随分と昔のことになりますが、修士論文の執筆のために初めてフランスで史料調査をしました。渡航前は文書館へのアクセスや具体的な利用方法、集める予定の史料の情報について調べることに集中していたので、現地に到着して実際に作業を始めるまで、カメラが史料調査にとって致命的に重要であることに気が付きませんでした。恥ずかしながら、「充電器とSDカードを忘れないようにしよう!」といった感じで、一般の観光目的の旅行者と変わらない心持でした。しかも、持参したのは、親に借りたファミリー向けのコンパクト・デジタルカメラ。その性能は史料の撮影にとって十分なものであるとは言い難い代物でした。実際、写真データを見てみると、手稿文書に書かれた細かい文字の判読が困難である場合が少なくありませんでした。文書館では、周囲の利用者に迷惑をかけないためにも、館内では原則、フラッシュなしで撮影することになります。光量の乏しい条件下でも、十分に撮影できるたけの性能を備えた良いカメラが必要であることを痛感しました。

最近のコンパクト・デジタルカメラは進歩しているでしょうから、筆者のような失敗をする人はいないかもしれませんが、こうした反省から店員さんと相談した上でRicohのCX3を買いました。2010年の初夏以来、現在まで私の相棒として活躍しています。新しいカメラを使い始めて感動したのは、良いカメラのレンズは人間の目よりも格段に性能が良いということです。私の場合は、文書館で目を近づけて現物を読むよりも、タブレット上で史料の写真データを拡大する方が、判読が容易になると感じます。とりわけ、手稿の判読に慣れてくるまでは、こうした写真の綺麗さ・見やすさが、史料読解に取り組む上で抵抗感を大きく減らしてくれるので、馬鹿にはできないのではないかなと思います。

さて、注文した史料が目の前に出てきて、撮影に取り掛かって驚いたのは、バッテリーの消耗の激しさです。
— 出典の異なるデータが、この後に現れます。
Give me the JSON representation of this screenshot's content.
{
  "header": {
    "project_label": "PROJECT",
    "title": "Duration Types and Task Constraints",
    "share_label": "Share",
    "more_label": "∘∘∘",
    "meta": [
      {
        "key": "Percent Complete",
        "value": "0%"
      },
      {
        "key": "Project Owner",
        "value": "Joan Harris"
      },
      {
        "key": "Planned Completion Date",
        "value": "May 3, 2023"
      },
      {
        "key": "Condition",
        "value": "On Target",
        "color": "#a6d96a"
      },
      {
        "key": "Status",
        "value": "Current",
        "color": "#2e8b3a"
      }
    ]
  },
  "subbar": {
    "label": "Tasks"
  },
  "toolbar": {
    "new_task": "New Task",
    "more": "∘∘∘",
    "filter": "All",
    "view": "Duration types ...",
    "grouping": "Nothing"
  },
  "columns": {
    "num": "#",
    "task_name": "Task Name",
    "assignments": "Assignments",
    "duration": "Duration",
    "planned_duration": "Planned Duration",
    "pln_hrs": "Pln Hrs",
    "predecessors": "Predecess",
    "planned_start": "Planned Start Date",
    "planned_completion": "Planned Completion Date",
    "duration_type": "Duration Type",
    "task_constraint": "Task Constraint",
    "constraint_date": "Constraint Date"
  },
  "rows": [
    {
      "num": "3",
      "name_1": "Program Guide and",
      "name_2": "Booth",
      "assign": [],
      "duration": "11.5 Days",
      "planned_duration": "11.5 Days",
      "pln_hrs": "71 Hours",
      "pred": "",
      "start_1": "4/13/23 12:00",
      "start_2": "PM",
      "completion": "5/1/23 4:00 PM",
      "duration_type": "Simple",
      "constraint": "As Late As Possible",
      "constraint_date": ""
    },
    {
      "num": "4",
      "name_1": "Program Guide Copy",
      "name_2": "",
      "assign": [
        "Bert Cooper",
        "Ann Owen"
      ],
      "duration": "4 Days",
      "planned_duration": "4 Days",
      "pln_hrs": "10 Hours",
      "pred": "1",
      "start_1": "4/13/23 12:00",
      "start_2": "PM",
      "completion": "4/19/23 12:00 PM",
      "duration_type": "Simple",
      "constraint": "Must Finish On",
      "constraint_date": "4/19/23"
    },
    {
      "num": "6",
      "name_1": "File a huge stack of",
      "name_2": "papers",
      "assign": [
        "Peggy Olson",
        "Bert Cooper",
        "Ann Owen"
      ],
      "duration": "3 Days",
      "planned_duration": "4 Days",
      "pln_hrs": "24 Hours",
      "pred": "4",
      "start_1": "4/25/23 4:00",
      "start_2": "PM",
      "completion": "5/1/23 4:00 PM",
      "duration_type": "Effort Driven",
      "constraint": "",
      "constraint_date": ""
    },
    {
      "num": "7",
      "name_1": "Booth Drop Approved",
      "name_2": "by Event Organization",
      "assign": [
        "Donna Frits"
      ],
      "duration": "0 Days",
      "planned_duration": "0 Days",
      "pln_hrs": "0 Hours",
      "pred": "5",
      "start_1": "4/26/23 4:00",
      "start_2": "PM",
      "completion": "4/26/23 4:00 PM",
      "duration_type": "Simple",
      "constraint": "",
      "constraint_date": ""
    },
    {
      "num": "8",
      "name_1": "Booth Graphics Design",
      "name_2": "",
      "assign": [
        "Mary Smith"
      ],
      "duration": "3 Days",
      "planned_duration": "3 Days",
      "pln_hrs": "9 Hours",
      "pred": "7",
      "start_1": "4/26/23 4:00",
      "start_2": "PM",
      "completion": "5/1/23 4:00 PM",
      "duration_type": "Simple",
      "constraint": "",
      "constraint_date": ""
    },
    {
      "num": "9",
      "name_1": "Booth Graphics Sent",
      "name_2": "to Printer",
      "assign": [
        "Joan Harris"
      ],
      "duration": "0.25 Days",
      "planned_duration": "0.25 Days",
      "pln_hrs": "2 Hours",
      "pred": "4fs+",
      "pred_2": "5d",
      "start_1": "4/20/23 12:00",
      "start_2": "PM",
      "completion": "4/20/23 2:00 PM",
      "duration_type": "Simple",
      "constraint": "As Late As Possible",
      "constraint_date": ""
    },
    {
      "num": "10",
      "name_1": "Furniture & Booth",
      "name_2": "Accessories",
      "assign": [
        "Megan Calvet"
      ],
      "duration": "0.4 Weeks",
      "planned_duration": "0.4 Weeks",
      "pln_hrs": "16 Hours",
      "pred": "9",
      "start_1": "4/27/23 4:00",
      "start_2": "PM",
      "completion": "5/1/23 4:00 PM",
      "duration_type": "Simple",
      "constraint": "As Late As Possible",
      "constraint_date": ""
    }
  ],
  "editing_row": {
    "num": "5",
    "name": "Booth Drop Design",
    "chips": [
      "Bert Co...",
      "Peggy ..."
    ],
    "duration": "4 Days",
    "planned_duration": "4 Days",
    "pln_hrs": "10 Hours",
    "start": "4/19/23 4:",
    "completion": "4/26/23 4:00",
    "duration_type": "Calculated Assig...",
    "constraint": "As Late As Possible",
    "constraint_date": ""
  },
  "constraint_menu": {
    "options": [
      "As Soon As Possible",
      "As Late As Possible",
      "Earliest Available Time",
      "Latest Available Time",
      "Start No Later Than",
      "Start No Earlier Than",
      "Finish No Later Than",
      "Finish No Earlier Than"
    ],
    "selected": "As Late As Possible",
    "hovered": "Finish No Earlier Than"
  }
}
短期間滞在で集中して史料の収集を行う場合は、一般的な使用以上にデジタルカメラを酷使することになります。電池は最低でも二つ準備することをおすすめします。文書館の机にコンセントがあれば、充電しながら、作業を継続することが可能になるからです。また1日に1000枚、2000枚と撮影を続けていると予期せぬトラブルに見舞われることも少なくないです。現地で代替機を購入することも可能ですが、カメラも2台持参しておくと、安心かもしれません。

どなたか「良いカメラ」選びのポイントや様々な機能の活用法を解説する「史料撮影のためのデジタル・カメラ入門」という記事を書いてくだされば、嬉しいのですが。